The present experiment provides a workload comparison between a physical model (PM) and models presented in virtual reality (VR) for supporting knowledge acquisition in anatomical training. While participants in both three-dimensional visualization technology (3DVT) conditions showed similar levels of knowledge gain, the VR condition decreased test completion time (pre- to post-test) to a greater extent than the PM condition. The PM condition was found to impose a higher degree of workload in terms of mental demand, frustration, and spatial processes, while average RSO2 values suggested higher workload in the VR condition.

These results differ from previous studies comparing physical models to computer-based virtual models which showed benefits for physical models in anatomical knowledge acquisition [16, 17]. Thus, the more immersive virtual reality condition explored here may provide a closer match to the use of tangible, physical models. Benefits of physical models (e.g., tangible, portable) must be weighed against benefit of models presented in virtual reality (e.g., immersive, readily accessible library of models to access online).

The workload differences found in the present experiment may stem from different presentation formats between the physical and virtual reality models. The virtual reality model had structure labels fixed to the models (see Fig. 3) that could be toggled on and off. The physical model differed in that the model was labeled by numbers 1-16 with structure identifiers listed on a sheet of paper next to the model. Thus, studying with the physical model required an extra mental step to connect numbered labels to structure identifiers. It is possible that this difference is responsible for the higher workload seen in the physical model condition. Future work could better match the information presentation formats to provide a more direct comparison between 3DVT types.

Previous studies have shown workload affects a person’s ability to learn from a 3D anatomical model [28,29,30]. The workload differences here were not associated with detriments in knowledge gain, but rather in test completion time. This suggests that the higher workload with the physical model relative to virtual reality models may not have been high enough to hinder overall knowledge gain. In other words, when the workload associated with a knowledge acquisition task is moderate at most, workload differences among 3DVT types may manifest in completion or response times rather than knowledge gain. When task load increases, the selection of 3DVT may become more important for knowledge acquisition.
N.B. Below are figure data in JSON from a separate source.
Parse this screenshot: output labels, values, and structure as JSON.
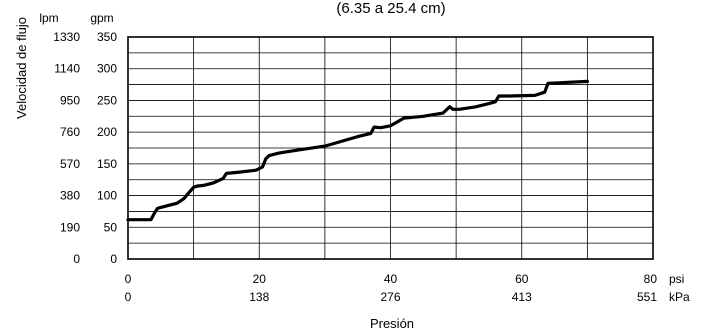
{
  "chart_data": {
    "type": "line",
    "subtitle": "(6.35 a 25.4 cm)",
    "xlabel": "Presión",
    "ylabel": "Velocidad de flujo",
    "x_unit_primary": "psi",
    "x_unit_secondary": "kPa",
    "y_unit_primary": "gpm",
    "y_unit_secondary": "lpm",
    "xlim": [
      0,
      80
    ],
    "ylim": [
      0,
      350
    ],
    "grid": true,
    "x_ticks_psi": [
      "0",
      "20",
      "40",
      "60",
      "80"
    ],
    "x_ticks_kpa": [
      "0",
      "138",
      "276",
      "413",
      "551"
    ],
    "y_ticks_gpm": [
      "0",
      "50",
      "100",
      "150",
      "200",
      "250",
      "300",
      "350"
    ],
    "y_ticks_lpm": [
      "0",
      "190",
      "380",
      "570",
      "760",
      "950",
      "1140",
      "1330"
    ],
    "x_gridlines": [
      0,
      10,
      20,
      30,
      40,
      50,
      60,
      70,
      80
    ],
    "y_gridlines": [
      0,
      25,
      50,
      75,
      100,
      125,
      150,
      175,
      200,
      225,
      250,
      275,
      300,
      325,
      350
    ],
    "series": [
      {
        "x": [
          0,
          3.5,
          4.0,
          4.5,
          6.0,
          7.5,
          8.5,
          9.5,
          10.0,
          10.5,
          11.5,
          13.0,
          14.5,
          15.0,
          17.0,
          19.5,
          20.5,
          21.0,
          21.5,
          23.0,
          26.0,
          30.0,
          35.0,
          37.0,
          37.5,
          38.5,
          40.0,
          42.0,
          45.0,
          48.0,
          49.0,
          49.5,
          50.5,
          53.0,
          55.0,
          56.0,
          56.5,
          58.0,
          62.0,
          63.5,
          64.0,
          66.0,
          70.0
        ],
        "y": [
          62,
          62,
          72,
          80,
          84,
          88,
          95,
          107,
          113,
          115,
          116,
          120,
          127,
          135,
          137,
          140,
          145,
          158,
          163,
          167,
          172,
          178,
          193,
          198,
          208,
          207,
          210,
          222,
          225,
          230,
          240,
          236,
          236,
          240,
          245,
          248,
          257,
          257,
          258,
          263,
          277,
          278,
          280
        ]
      }
    ]
  }
}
This question is left open to future work.

In sum, educators and trainers should be aware of the capabilities and limitations of 3DVTs to ensure they do not impose a level of workload that hinders knowledge acquisition. The present experiment suggests that the selection of 3DVT for supporting anatomical knowledge acquisition may be made on factors such as cost, accessibility, and interest since minor differences in workload did not hinder learning. Still, further research is needed to better understand the link between workload and performance in spatial knowledge acquisition.